Compute sorted unique chain signatures for all nodes in a frame.

Parameters:

frame_nodes (list of tuple) – List of associated nodes as tuples of residue labels.

Returns:

Sorted unique chain signatures.

Return type:

list of str

MHCXGraph.utils.analysis.wmean(x, w)[source]

Weighted mean.

Parameters:
  • x (array_like) – Data values.

  • w (array_like) – Weights.

Returns:

Weighted mean.

Return type:

float

MHCXGraph.utils.analysis.wmedian(x, w)[source]

Weighted median.

Parameters:
  • x (array_like) – Data values.

  • w (array_like) – Weights.

Returns:

Weighted median.

Return type:

float

MHCXGraph.utils.analysis.wstd(x, w)[source]

Weighted standard deviation.

Parameters:
  • x (array_like) – Data values.

  • w (array_like) – Weights.

Returns:

Weighted standard deviation.

Return type:

float

MHCXGraph.utils.analysis.wtrimmed_mean(x, w, trim=0.1)[source]

Weighted trimmed mean removing tails.

Parameters:
  • x (array_like) – Data values.

  • w (array_like) – Weights.

  • trim (float, optional) – Fraction to trim at each tail, by default 0.10.

Returns:

Weighted trimmed mean.

Return type:

float

Functions

chain_signature(node_tuple)

Compute a chain signature for a tuple of node labels.

evaluate_all_frames_nodes(json_path)

Evaluate node coverage for all components and frames from a JSON file.

evaluate_all_frames_nodes_weighted(json_path)

Evaluate weighted node coverage summaries for all frames.

evaluate_frame_nodes(component_id, frame_id, ...)

Evaluate node coverage metrics for one frame across all proteins.

get_protein_keys(original_graphs)

Return a list of protein keys sorted numerically if keys are numeric strings.

ivw_mean_proportions(cov, n)

Inverse variance weighted mean for proportions with shrinkage.

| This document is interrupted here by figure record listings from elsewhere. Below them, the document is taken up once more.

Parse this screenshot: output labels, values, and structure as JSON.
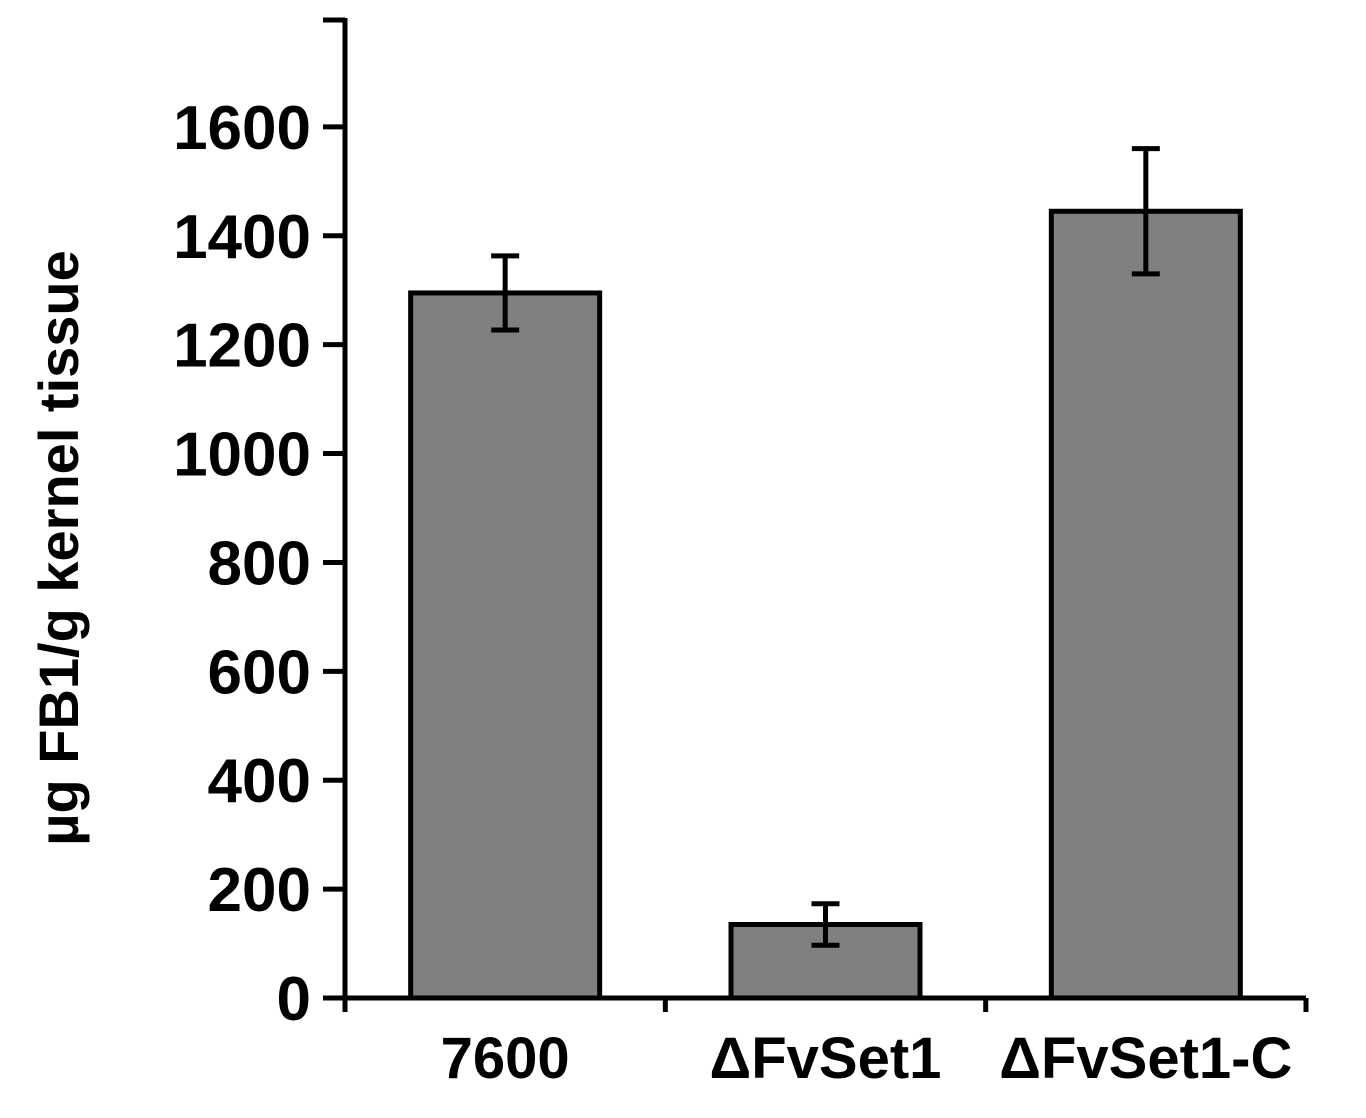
{
  "chart_data": {
    "type": "bar",
    "title": "",
    "xlabel": "",
    "ylabel": "µg FB1/g kernel tissue",
    "categories": [
      "7600",
      "ΔFvSet1",
      "ΔFvSet1-C"
    ],
    "values": [
      1295,
      135,
      1445
    ],
    "error": [
      68,
      38,
      115
    ],
    "ylim": [
      0,
      1800
    ],
    "yticks": [
      "0",
      "200",
      "400",
      "600",
      "800",
      "1000",
      "1200",
      "1400",
      "1600"
    ],
    "ytick_values": [
      0,
      200,
      400,
      600,
      800,
      1000,
      1200,
      1400,
      1600
    ],
    "grid": false,
    "legend": "none",
    "bar_color": "#808080",
    "edge_color": "#000000"
  }
}
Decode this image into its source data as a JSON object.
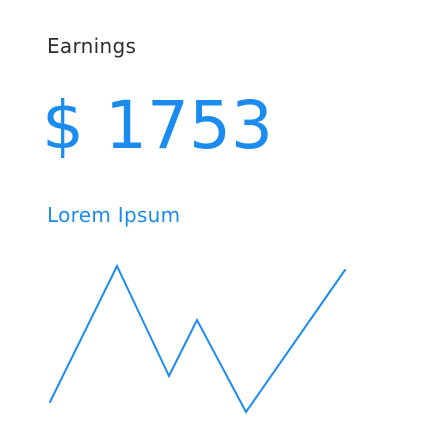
{
  "widget": {
    "title": "Earnings",
    "amount": "$ 1753",
    "subtitle": "Lorem Ipsum",
    "accent_color": "#1a8cf0",
    "title_color": "#2f2f2f"
  }
}
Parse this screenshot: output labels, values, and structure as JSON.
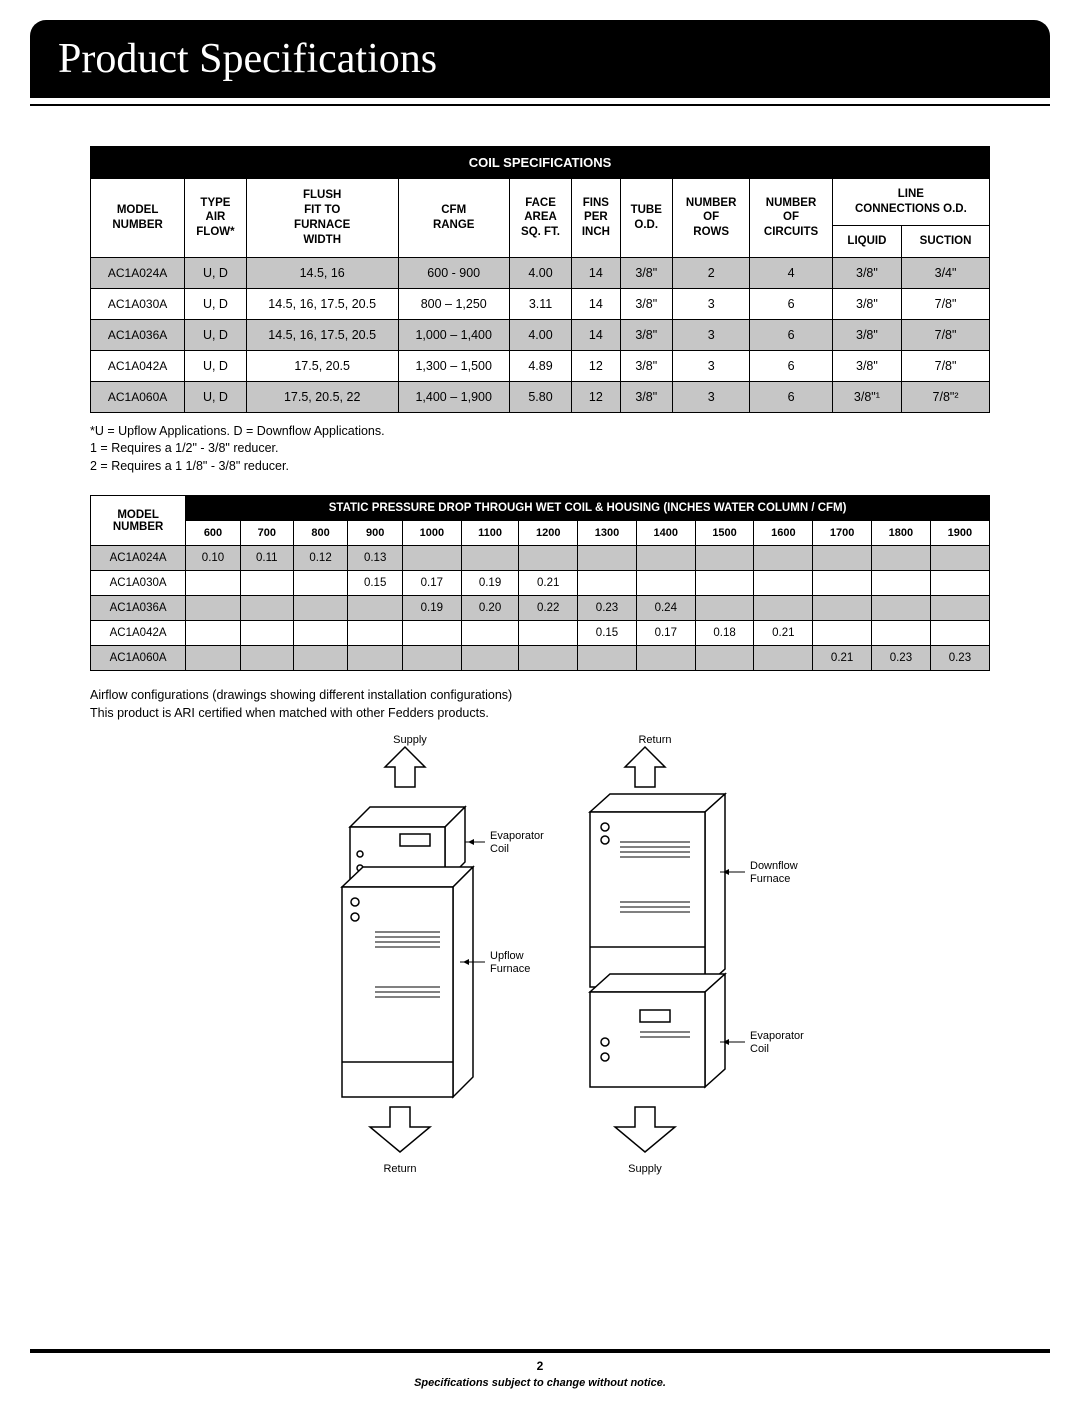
{
  "pageTitle": "Product Specifications",
  "coil": {
    "title": "COIL SPECIFICATIONS",
    "headers": {
      "model": "MODEL\nNUMBER",
      "typeAir": "TYPE\nAIR\nFLOW*",
      "flush": "FLUSH\nFIT TO\nFURNACE\nWIDTH",
      "cfm": "CFM\nRANGE",
      "faceArea": "FACE\nAREA\nSQ. FT.",
      "fins": "FINS\nPER\nINCH",
      "tube": "TUBE\nO.D.",
      "rows": "NUMBER\nOF\nROWS",
      "circuits": "NUMBER\nOF\nCIRCUITS",
      "line": "LINE\nCONNECTIONS O.D.",
      "liquid": "LIQUID",
      "suction": "SUCTION"
    },
    "rows": [
      {
        "gray": true,
        "c": [
          "AC1A024A",
          "U, D",
          "14.5, 16",
          "600 - 900",
          "4.00",
          "14",
          "3/8\"",
          "2",
          "4",
          "3/8\"",
          "3/4\""
        ]
      },
      {
        "gray": false,
        "c": [
          "AC1A030A",
          "U, D",
          "14.5, 16, 17.5, 20.5",
          "800 – 1,250",
          "3.11",
          "14",
          "3/8\"",
          "3",
          "6",
          "3/8\"",
          "7/8\""
        ]
      },
      {
        "gray": true,
        "c": [
          "AC1A036A",
          "U, D",
          "14.5, 16, 17.5, 20.5",
          "1,000 – 1,400",
          "4.00",
          "14",
          "3/8\"",
          "3",
          "6",
          "3/8\"",
          "7/8\""
        ]
      },
      {
        "gray": false,
        "c": [
          "AC1A042A",
          "U, D",
          "17.5, 20.5",
          "1,300 – 1,500",
          "4.89",
          "12",
          "3/8\"",
          "3",
          "6",
          "3/8\"",
          "7/8\""
        ]
      },
      {
        "gray": true,
        "c": [
          "AC1A060A",
          "U, D",
          "17.5, 20.5, 22",
          "1,400 – 1,900",
          "5.80",
          "12",
          "3/8\"",
          "3",
          "6",
          "3/8\"¹",
          "7/8\"²"
        ]
      }
    ]
  },
  "notes": {
    "l1": "*U = Upflow Applications. D = Downflow Applications.",
    "l2": "1 = Requires a 1/2\" - 3/8\" reducer.",
    "l3": "2 = Requires a 1 1/8\" - 3/8\" reducer."
  },
  "pressure": {
    "title": "STATIC PRESSURE DROP THROUGH WET COIL & HOUSING (INCHES WATER COLUMN / CFM)",
    "modelHeader": "MODEL\nNUMBER",
    "cfm": [
      "600",
      "700",
      "800",
      "900",
      "1000",
      "1100",
      "1200",
      "1300",
      "1400",
      "1500",
      "1600",
      "1700",
      "1800",
      "1900"
    ],
    "rows": [
      {
        "gray": true,
        "model": "AC1A024A",
        "v": [
          "0.10",
          "0.11",
          "0.12",
          "0.13",
          "",
          "",
          "",
          "",
          "",
          "",
          "",
          "",
          "",
          ""
        ]
      },
      {
        "gray": false,
        "model": "AC1A030A",
        "v": [
          "",
          "",
          "",
          "0.15",
          "0.17",
          "0.19",
          "0.21",
          "",
          "",
          "",
          "",
          "",
          "",
          ""
        ]
      },
      {
        "gray": true,
        "model": "AC1A036A",
        "v": [
          "",
          "",
          "",
          "",
          "0.19",
          "0.20",
          "0.22",
          "0.23",
          "0.24",
          "",
          "",
          "",
          "",
          ""
        ]
      },
      {
        "gray": false,
        "model": "AC1A042A",
        "v": [
          "",
          "",
          "",
          "",
          "",
          "",
          "",
          "0.15",
          "0.17",
          "0.18",
          "0.21",
          "",
          "",
          ""
        ]
      },
      {
        "gray": true,
        "model": "AC1A060A",
        "v": [
          "",
          "",
          "",
          "",
          "",
          "",
          "",
          "",
          "",
          "",
          "",
          "0.21",
          "0.23",
          "0.23"
        ]
      }
    ]
  },
  "afterNotes": {
    "l1": "Airflow configurations (drawings showing different installation configurations)",
    "l2": "This product is ARI certified when matched with other Fedders products."
  },
  "diagramLabels": {
    "supply": "Supply",
    "return": "Return",
    "evapCoil": "Evaporator\nCoil",
    "upflow": "Upflow\nFurnace",
    "downflow": "Downflow\nFurnace"
  },
  "footer": {
    "pageNum": "2",
    "disclaimer": "Specifications subject to change without notice."
  },
  "colors": {
    "black": "#000000",
    "white": "#ffffff",
    "gray": "#c6c6c6"
  }
}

node_similarity_for_protein(frame, ...)

Compute node coverage metrics for a single protein in one frame.

project_nodes_instances(frame_nodes, p)

Project associated nodes onto the p-th protein.

summarize_frame_nodes(df_fp_nodes_for_frame)

Compute weighted summaries for node coverage across proteins in a frame.

unique_chain_signatures(frame_nodes)

Compute sorted unique chain signatures for all nodes in a frame.

wmean(x, w)

Weighted mean.

wmedian(x, w)

Weighted median.

wstd(x, w)

Weighted standard deviation.

wtrimmed_mean(x, w[, trim])

Weighted trimmed mean removing tails.